3.7 An Ad-hoc Query Evaluator

We now have most of the building blocks to create an ad-hoc query evaluator, i.e., a program that connects to a data source and in a loop prompts for SQL statements that are to be executed on this data source. The following implements such a program.

As long as the user inputs anything but an empty line this input is sent to the data source as an SQL statement:

getline->stmt; (if (stmt).empty then leave L if); stmt.execute->res[];

If successful, the result is examined.
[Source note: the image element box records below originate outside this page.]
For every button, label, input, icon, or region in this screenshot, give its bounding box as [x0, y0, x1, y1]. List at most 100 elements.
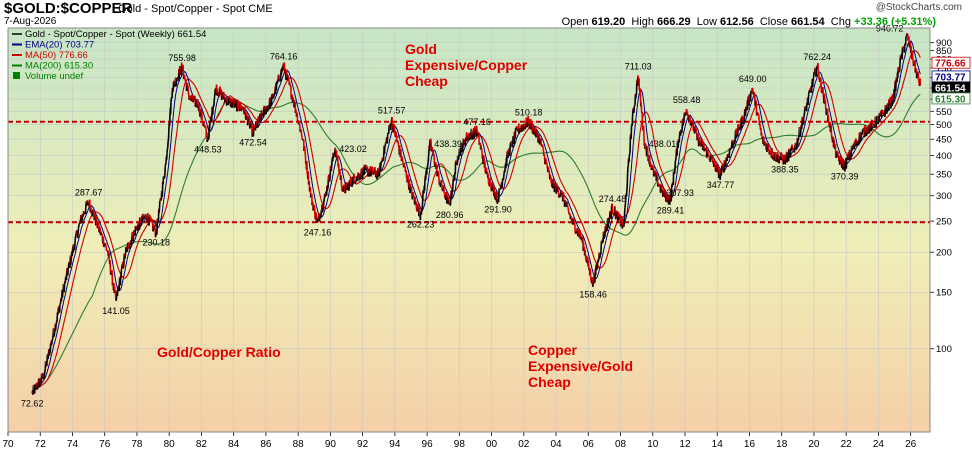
point-label: 388.35	[771, 165, 799, 175]
x-axis: 70 72 74 76 78 80 82 84 86 88 90 92 94 96 98 00 02 04 06 08…	[2, 432, 917, 450]
point-labels: 72.62 287.67 141.05 230.18 755.98 448.53 472.5…	[21, 24, 903, 409]
point-label: 247.16	[304, 228, 332, 238]
point-label: 764.16	[270, 52, 298, 62]
x-tick-label: 74	[67, 439, 79, 450]
chg-label: Chg	[830, 16, 851, 28]
point-label: 477.16	[463, 117, 491, 127]
x-tick-label: 80	[164, 439, 176, 450]
point-label: 438.39	[434, 139, 462, 149]
x-tick-label: 88	[293, 439, 305, 450]
red-annotation-line: Expensive/Copper	[405, 57, 528, 73]
y-tick-label: 450	[936, 135, 952, 146]
watermark: @StockCharts.com	[875, 2, 962, 13]
point-label: 438.01	[649, 139, 677, 149]
chart-date: 7-Aug-2026	[4, 16, 57, 27]
x-tick-label: 12	[679, 439, 691, 450]
high-value: 666.29	[657, 16, 691, 28]
x-tick-label: 02	[518, 439, 530, 450]
x-tick-label: 08	[615, 439, 627, 450]
price-series	[31, 33, 922, 395]
right-label-box	[931, 92, 971, 105]
symbol-description: Gold - Spot/Copper - Spot CME	[118, 3, 273, 15]
x-tick-label: 92	[357, 439, 369, 450]
x-tick-label: 78	[131, 439, 143, 450]
x-tick-label: 22	[841, 439, 853, 450]
red-annotation-line: Expensive/Gold	[528, 358, 633, 374]
point-label: 262.23	[407, 219, 435, 229]
point-label: 711.03	[625, 62, 652, 72]
close-label: Close	[759, 16, 788, 28]
legend-entry: MA(50) 776.66	[25, 50, 88, 61]
red-annotation-line: Copper	[528, 342, 578, 358]
x-tick-label: 26	[905, 439, 917, 450]
point-label: 158.46	[579, 290, 607, 300]
y-tick-label: 350	[936, 170, 952, 181]
x-tick-label: 86	[260, 439, 272, 450]
point-label: 448.53	[194, 145, 222, 155]
legend-entry: Volume undef	[25, 71, 83, 82]
point-label: 755.98	[168, 53, 196, 63]
ma50-line	[31, 50, 921, 395]
y-tick-label: 900	[936, 38, 952, 49]
y-tick-label: 150	[936, 288, 952, 299]
y-tick-label: 300	[936, 191, 952, 202]
point-label: 946.72	[876, 24, 904, 34]
point-label: 510.18	[515, 108, 543, 118]
point-label: 280.96	[436, 210, 464, 220]
point-label: 517.57	[378, 106, 406, 116]
x-tick-label: 94	[389, 439, 401, 450]
red-annotation-line: Gold/Copper Ratio	[157, 344, 281, 360]
x-tick-label: 16	[744, 439, 756, 450]
ohlc-readout: Open 619.20 High 666.29 Low 612.56 Close…	[562, 16, 936, 28]
x-tick-label: 20	[808, 439, 820, 450]
low-value: 612.56	[720, 16, 754, 28]
close-value: 661.54	[791, 16, 825, 28]
right-label-text: 661.54	[935, 83, 966, 94]
point-label: 230.18	[143, 238, 171, 248]
legend-swatch	[13, 72, 20, 79]
legend-entry: EMA(20) 703.77	[25, 40, 94, 51]
legend: Gold - Spot/Copper - Spot (Weekly) 661.5…	[12, 29, 206, 82]
plot-background	[8, 28, 930, 432]
x-tick-label: 24	[873, 439, 885, 450]
point-label: 472.54	[239, 137, 267, 147]
right-label-box	[931, 56, 971, 69]
x-tick-label: 98	[454, 439, 466, 450]
point-label: 649.00	[739, 74, 767, 84]
point-label: 347.77	[707, 180, 735, 190]
x-tick-label: 06	[583, 439, 595, 450]
x-tick-label: 04	[550, 439, 562, 450]
red-annotation-line: Cheap	[528, 374, 571, 390]
point-label: 287.67	[75, 188, 103, 198]
high-label: High	[631, 16, 654, 28]
x-tick-label: 70	[2, 439, 14, 450]
point-label: 307.93	[666, 188, 694, 198]
point-label: 558.48	[673, 95, 701, 105]
plot-frame	[7, 27, 931, 433]
red-annotation-line: Gold	[405, 41, 437, 57]
point-label: 72.62	[21, 398, 44, 408]
right-label-text: 776.66	[935, 59, 966, 70]
x-tick-label: 96	[422, 439, 434, 450]
x-tick-label: 14	[712, 439, 724, 450]
guide-lines	[8, 120, 930, 224]
y-tick-label: 400	[936, 151, 952, 162]
y-tick-label: 850	[936, 46, 952, 57]
x-tick-label: 84	[228, 439, 240, 450]
point-label: 291.90	[484, 205, 512, 215]
x-tick-label: 90	[325, 439, 337, 450]
open-label: Open	[561, 16, 589, 28]
symbol-title: $GOLD:$COPPER	[4, 0, 133, 17]
point-label: 289.41	[657, 206, 685, 216]
y-tick-label: 200	[936, 248, 952, 259]
open-value: 619.20	[591, 16, 626, 28]
point-label: 370.39	[831, 171, 859, 181]
x-tick-label: 76	[99, 439, 111, 450]
red-annotation-line: Cheap	[405, 73, 448, 89]
low-label: Low	[696, 16, 717, 28]
chg-value: +33.36 (+5.31%)	[854, 16, 936, 28]
y-tick-label: 500	[936, 120, 952, 131]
First the column information of the resultSet is extracted:

(for j: res.columnCount repeat '%s: %s\t'->putFormat (# do (j->res.getColumn).name[]->s; (j->res.getColumn).dataTypeName[]->s #) for);

Each resultSet has a columnCount yielding the number of columns in the resultSet. For each column, information such as name and dataTypeName (a DBMS specific datatype name) may be retrieved.

If the columnCount is non-zero, the results are fetched:

(if res.columnCount > 0 then res.scan (# do (for i: res.columnCount repeat (if (i->res.getColumn).DataType## // text## then current.s->puttext // integerObject## then current.i->putint // realObject## then current.f->putreal // booleanObject## then (if current.b then 'true'->puttext; else 'false'->puttext if) // time## then current.t->puttime else 'Unknown data type!!!'->puttext if); '\t'->puttext for); newline #) else 'DML/DDL statement executed successfully!'->putLine if)

Again the information about columns in the resultSet is used. By evaluating

(i->res.getColumn).DataType##

the BETA pattern corresponding to the SQL datatype in column i is found.